The Congregation of Sisters Servants of Mary Immaculate was founded on the Feast of the Dormition of the Mother God, August 27, 1882, in the village of Zhuzhyl , Western Ukraine, where Father Cyril Seletsky was Pastor. The Co-foundress and first member of the Community, Michaelina Hordashevska – Sister Josaphata, was initiated into religious life at the Novitiate of the Felician Sisters in Lviv , Ukraine.
Just ten years later after its founding, responding to the request of Metropolitan Andrew Sheptytsky, who feared for the spiritual safety of his people overseas, Sister Josaphata, co-foundress, missioned four Sisters to Canada. One of the original members of the Community, Sister Athanasia Melnyk, came to Canada in 1905 as a missionary.
Sisters Ambrosia Lenkewich, Taida Wrublewsky, Isidore Shypowsky and Emilia Klapowchuk arrived in Edmonton with the Basilian Fathers on November 1, 1902. The following day the missionaries from Ukraine were welcomed joyfully by their people. The youth greeted them with recitations and songs of their own compositions, expressing their love and hope for the future. Seven months later, in May of 1903, the first and youngest missionary, Sister Taida dies. The three Sisters were transferred to the Basilian homestead at Beaver Lake (later named Mundare). When they arrived at Beaver Lake on July 11, their home was still under construction. The settlers were overjoyed that “Their sisters” would be living in their midst and pioneering with them. They brought the Sisters food and other necessities.
The Sisters entered into the homestead experience wholeheartedly. They plastered their home and other buildings on the homestead. They cleared the brush for a garden and helped with farm chores. They prepared meals for the volunteers who helped with the construction and farm work. On Sunday and holy days the Sisters taught the children catechism and singing after the Divine Liturgy. When the priest was away at another colony, they conducted prayer services for the settlers. Just over a month after their arrival to the homestead, on August 14, the Sisters welcomed their first Canadian candidate, Maria Letawsky from Lamont.
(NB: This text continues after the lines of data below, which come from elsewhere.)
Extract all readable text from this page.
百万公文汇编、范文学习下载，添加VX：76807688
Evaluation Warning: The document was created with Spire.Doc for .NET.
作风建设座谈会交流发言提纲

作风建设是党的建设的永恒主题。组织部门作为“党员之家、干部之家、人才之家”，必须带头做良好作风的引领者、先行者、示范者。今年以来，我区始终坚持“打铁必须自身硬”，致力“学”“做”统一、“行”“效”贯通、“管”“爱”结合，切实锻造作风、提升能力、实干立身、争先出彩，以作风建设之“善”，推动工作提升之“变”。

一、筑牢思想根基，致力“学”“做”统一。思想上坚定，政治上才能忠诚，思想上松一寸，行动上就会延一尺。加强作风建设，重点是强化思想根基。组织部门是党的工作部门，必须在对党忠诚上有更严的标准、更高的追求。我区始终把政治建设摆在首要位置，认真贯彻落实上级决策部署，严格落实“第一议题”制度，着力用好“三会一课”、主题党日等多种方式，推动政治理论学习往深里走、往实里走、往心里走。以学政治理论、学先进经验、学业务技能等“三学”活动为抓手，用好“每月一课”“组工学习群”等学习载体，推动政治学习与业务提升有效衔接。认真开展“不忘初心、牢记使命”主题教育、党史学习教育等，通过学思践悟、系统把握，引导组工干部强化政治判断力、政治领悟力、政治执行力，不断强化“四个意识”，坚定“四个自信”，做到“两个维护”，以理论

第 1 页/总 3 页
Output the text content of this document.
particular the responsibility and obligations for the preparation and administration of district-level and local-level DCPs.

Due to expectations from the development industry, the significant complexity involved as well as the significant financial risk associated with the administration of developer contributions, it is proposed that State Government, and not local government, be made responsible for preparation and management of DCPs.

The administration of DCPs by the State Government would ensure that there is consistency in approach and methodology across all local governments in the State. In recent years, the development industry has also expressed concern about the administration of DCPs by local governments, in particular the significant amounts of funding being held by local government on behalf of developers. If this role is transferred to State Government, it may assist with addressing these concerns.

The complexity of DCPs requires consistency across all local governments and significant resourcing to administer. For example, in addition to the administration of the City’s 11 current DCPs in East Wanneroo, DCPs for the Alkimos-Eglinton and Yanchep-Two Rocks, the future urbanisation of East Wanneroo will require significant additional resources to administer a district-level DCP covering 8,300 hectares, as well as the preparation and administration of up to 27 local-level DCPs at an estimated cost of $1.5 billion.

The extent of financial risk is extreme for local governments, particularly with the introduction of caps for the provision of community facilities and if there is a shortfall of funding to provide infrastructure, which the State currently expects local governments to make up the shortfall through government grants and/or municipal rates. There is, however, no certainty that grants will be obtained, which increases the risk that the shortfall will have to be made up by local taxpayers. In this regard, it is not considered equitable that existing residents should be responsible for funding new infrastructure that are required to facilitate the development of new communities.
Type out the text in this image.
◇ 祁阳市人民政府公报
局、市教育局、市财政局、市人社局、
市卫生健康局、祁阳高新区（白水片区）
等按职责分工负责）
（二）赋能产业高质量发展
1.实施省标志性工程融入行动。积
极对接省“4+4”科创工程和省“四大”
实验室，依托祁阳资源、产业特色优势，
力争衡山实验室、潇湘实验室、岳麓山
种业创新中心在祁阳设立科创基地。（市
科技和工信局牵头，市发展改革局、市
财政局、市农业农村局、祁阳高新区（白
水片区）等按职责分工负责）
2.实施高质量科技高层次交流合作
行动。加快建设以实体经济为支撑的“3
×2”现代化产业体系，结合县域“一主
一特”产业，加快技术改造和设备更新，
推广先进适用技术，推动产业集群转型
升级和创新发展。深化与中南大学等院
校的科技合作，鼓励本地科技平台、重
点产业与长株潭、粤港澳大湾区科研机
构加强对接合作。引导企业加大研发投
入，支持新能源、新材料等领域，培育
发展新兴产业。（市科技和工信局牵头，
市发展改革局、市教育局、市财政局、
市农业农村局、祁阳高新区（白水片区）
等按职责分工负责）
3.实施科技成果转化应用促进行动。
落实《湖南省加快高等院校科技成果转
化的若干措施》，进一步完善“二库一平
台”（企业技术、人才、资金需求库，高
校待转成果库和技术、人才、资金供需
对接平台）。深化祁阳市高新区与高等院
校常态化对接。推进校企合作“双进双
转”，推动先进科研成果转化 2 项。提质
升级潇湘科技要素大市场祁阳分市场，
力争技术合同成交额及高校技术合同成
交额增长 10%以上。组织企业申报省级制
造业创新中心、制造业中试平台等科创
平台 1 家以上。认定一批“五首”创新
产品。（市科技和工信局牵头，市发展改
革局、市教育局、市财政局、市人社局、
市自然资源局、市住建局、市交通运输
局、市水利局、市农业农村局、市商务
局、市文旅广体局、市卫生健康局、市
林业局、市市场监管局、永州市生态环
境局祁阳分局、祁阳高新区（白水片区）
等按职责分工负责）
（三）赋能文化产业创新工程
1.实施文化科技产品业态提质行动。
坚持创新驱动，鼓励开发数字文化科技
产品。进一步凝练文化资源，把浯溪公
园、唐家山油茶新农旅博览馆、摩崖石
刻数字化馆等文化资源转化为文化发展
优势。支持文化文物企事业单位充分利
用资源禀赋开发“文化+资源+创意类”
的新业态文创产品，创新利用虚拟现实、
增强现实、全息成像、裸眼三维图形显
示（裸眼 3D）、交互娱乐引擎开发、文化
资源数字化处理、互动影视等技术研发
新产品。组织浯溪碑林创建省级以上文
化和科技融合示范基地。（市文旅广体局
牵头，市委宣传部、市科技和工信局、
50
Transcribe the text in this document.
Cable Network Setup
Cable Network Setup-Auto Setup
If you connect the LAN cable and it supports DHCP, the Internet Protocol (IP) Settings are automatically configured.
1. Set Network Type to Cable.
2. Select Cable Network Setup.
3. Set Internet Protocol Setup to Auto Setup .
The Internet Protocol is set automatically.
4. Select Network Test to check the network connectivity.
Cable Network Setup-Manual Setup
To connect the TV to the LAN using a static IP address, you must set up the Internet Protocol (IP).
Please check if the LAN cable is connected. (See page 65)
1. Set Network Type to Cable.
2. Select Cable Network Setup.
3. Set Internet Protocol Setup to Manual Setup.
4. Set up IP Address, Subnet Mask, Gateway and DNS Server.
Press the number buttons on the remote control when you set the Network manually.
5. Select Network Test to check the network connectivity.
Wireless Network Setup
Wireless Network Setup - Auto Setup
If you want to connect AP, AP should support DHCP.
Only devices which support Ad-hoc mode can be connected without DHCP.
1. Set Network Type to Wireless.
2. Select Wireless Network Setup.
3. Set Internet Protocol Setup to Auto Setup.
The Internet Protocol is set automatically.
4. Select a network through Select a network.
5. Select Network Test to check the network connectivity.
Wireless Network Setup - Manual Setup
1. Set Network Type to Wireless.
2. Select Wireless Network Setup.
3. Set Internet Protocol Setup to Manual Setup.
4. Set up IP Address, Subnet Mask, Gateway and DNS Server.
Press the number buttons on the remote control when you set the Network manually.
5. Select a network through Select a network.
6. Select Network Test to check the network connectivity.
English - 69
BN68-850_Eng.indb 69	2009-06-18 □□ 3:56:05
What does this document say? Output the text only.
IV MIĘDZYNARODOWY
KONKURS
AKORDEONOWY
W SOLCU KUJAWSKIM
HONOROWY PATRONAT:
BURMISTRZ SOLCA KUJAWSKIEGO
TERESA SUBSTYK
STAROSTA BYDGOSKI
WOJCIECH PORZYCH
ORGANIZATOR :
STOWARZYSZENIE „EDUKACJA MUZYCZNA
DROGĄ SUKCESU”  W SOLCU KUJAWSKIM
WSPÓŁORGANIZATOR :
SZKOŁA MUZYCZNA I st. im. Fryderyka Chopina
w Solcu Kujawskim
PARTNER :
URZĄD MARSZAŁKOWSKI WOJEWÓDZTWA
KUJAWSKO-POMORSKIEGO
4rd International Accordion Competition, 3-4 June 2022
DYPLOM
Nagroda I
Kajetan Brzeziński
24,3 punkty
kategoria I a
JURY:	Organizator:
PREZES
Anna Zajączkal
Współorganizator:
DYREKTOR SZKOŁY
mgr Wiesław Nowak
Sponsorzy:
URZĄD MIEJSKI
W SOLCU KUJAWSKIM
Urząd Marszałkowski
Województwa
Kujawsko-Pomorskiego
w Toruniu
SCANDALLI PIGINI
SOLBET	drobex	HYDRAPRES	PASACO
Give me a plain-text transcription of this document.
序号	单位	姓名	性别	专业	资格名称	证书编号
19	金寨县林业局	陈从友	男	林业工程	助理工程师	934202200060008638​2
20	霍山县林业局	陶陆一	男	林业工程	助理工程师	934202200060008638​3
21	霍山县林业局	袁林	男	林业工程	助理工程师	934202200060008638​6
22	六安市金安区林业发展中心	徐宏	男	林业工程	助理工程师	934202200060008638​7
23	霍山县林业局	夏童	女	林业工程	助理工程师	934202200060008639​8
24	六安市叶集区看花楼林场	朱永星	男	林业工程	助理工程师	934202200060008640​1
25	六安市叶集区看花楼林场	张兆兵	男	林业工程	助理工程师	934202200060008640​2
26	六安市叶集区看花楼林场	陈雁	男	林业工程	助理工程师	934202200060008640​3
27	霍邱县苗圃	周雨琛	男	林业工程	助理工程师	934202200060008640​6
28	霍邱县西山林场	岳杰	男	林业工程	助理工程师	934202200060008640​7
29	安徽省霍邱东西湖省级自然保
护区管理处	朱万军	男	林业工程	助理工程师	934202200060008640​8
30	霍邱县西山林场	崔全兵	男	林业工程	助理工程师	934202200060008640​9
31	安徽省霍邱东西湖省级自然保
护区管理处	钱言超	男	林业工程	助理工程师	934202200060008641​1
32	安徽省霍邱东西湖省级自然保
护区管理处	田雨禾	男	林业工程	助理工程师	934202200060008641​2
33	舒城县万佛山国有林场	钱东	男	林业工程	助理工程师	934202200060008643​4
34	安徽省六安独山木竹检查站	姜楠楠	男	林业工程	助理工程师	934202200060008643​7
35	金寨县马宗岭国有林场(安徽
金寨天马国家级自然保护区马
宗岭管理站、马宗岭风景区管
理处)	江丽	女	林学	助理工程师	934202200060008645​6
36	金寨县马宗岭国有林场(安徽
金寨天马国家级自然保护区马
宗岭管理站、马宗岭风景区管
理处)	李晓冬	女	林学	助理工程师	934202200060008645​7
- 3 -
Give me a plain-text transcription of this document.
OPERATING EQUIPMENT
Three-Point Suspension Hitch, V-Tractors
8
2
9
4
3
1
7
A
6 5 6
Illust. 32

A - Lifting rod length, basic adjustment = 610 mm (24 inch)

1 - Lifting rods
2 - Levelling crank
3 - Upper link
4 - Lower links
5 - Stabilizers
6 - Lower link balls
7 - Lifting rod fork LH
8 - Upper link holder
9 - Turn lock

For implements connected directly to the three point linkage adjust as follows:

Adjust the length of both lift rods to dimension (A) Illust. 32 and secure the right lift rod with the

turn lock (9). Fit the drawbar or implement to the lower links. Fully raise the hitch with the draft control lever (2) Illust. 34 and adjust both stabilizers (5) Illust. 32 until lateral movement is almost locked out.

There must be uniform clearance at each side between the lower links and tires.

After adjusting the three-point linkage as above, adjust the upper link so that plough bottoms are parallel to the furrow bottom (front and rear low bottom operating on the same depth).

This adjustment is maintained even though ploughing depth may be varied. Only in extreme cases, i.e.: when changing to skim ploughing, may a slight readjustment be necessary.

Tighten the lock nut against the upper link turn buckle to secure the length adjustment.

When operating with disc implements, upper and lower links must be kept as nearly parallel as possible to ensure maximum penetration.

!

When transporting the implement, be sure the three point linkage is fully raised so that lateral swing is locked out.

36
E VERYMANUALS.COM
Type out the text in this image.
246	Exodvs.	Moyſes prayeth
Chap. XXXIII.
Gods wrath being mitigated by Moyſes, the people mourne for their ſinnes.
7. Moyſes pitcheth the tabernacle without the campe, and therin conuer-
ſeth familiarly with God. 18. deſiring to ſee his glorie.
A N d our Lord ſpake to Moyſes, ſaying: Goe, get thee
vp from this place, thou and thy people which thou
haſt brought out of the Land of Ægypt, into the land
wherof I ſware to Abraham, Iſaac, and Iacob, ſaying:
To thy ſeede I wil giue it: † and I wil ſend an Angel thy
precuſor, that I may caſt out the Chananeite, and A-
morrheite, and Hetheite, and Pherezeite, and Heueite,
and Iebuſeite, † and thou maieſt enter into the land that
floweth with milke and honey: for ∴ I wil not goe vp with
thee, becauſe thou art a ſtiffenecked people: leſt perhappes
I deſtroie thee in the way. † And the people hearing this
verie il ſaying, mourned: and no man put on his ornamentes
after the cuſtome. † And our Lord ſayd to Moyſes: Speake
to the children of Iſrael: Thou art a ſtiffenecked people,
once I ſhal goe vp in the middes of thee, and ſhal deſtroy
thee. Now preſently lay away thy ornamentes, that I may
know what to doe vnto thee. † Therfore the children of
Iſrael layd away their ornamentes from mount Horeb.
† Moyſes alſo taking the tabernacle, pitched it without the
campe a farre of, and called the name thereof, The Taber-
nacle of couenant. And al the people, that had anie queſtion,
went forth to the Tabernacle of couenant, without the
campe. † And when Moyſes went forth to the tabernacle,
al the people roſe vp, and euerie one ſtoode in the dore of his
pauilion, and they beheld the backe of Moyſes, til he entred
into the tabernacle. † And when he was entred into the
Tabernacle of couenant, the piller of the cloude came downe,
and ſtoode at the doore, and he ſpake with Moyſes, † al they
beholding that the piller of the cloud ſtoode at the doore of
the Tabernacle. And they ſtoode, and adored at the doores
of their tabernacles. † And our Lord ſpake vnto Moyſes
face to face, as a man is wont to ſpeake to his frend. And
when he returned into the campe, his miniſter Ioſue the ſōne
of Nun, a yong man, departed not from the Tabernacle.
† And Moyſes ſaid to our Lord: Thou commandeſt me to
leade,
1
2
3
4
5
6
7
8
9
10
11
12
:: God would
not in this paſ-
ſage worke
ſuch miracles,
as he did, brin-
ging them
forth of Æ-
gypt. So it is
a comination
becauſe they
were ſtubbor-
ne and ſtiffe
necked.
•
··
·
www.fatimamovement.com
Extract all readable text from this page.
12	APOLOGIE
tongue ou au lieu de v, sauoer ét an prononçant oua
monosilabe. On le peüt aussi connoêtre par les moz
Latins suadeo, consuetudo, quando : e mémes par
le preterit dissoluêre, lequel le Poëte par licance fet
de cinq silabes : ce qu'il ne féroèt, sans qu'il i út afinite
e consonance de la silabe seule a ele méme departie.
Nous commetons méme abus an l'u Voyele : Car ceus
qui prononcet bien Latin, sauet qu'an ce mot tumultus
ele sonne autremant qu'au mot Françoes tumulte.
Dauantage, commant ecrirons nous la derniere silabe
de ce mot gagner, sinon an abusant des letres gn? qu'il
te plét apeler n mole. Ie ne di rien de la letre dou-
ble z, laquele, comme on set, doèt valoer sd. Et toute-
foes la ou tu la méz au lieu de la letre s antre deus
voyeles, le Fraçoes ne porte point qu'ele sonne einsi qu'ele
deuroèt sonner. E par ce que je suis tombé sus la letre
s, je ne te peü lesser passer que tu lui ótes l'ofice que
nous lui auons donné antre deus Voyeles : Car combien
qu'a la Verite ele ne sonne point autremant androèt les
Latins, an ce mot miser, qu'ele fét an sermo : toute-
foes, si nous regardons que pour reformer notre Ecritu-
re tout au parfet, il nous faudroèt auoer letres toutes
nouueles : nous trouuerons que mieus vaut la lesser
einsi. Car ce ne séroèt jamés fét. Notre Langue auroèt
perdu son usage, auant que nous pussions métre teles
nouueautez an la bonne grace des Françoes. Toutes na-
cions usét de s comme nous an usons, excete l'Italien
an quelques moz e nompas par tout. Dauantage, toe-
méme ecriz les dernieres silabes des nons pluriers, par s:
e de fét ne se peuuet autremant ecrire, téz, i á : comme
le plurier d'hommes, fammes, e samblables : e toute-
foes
By 1920 the Sisters had founded two missions in Alberta: Mundare and Edmonton. Aware of the pioneers’ desire to educate their children, the Sisters opened schools at each of their missions. The Sisters taught religion and the Ukrainian language after school hours and during the weekend. During the summer holidays, they taught hundreds of children catechism in rural areas.
Their students took an active part in the life of the parish. They sang the liturgical celebrations. They joined church organizations such as Sodality, Children of Mary or Altar Boys societies. The Sisters prepared as many as five concerts annually, sewing the costumes and painting the backdrops. The entire parish looked forward to the program of recitations, songs, drills, and dramas.
At each mission the Sisters cared for the orphans, bearing the entire cost of raising and educating them. They also provided room and board to children from rural areas, enabling them to get a better education. The Sisters traveled many miles to care for the sick, using homemade remedies, and the sick often came to the convents for healing. During the influenza epidemic of 1918, their boarding school at Mundare was converted temporarily to a hospital. In 1928 they built their first hospital in Mundare.
The Sisters cared for the churches, cleaning and decorating them and providing them with linens, altar bread, and all other liturgical needs. They made flowers that were used to decorate the sanctuaries for festive occasions. They were also serving as cantors and organized choirs and directed church organizations for adults such as the Apostleship of Prayer. Whenever possible they distributed religious literature.
Besides these works and the frequent soliciting of donations to maintain their institutions, the Sisters did their own domestic work such as planting large gardens and doing farm chores in their rural missions. They provided domestic services at the Basilian novitiate/scholasticate at Mundare.
The pioneer Sisters left a precious legacy to the Congregation, their Church and people: the example of dedication, self-sacrifice and deep faith in God. They were faithful to the founding spirit of the Congregation, serving where the need was the greatest and passed this spirit on to the succeeding generations of members. Their main concern was that their people would not perish in Canada. They did everything that was possible to preserve and enrich their religious and cultural heritage.
Today the Sisters continue to respond to the most urgent needs of their people, adapting to changing needs and circumstances. They conduct the Eparchial Religious Education Center in Edmonton . They care for the sick in hospitals, do pastoral ministry, conduct retreats, Bible Studies, Baptism preparations, missions for adults, organize youth programs, and write programs.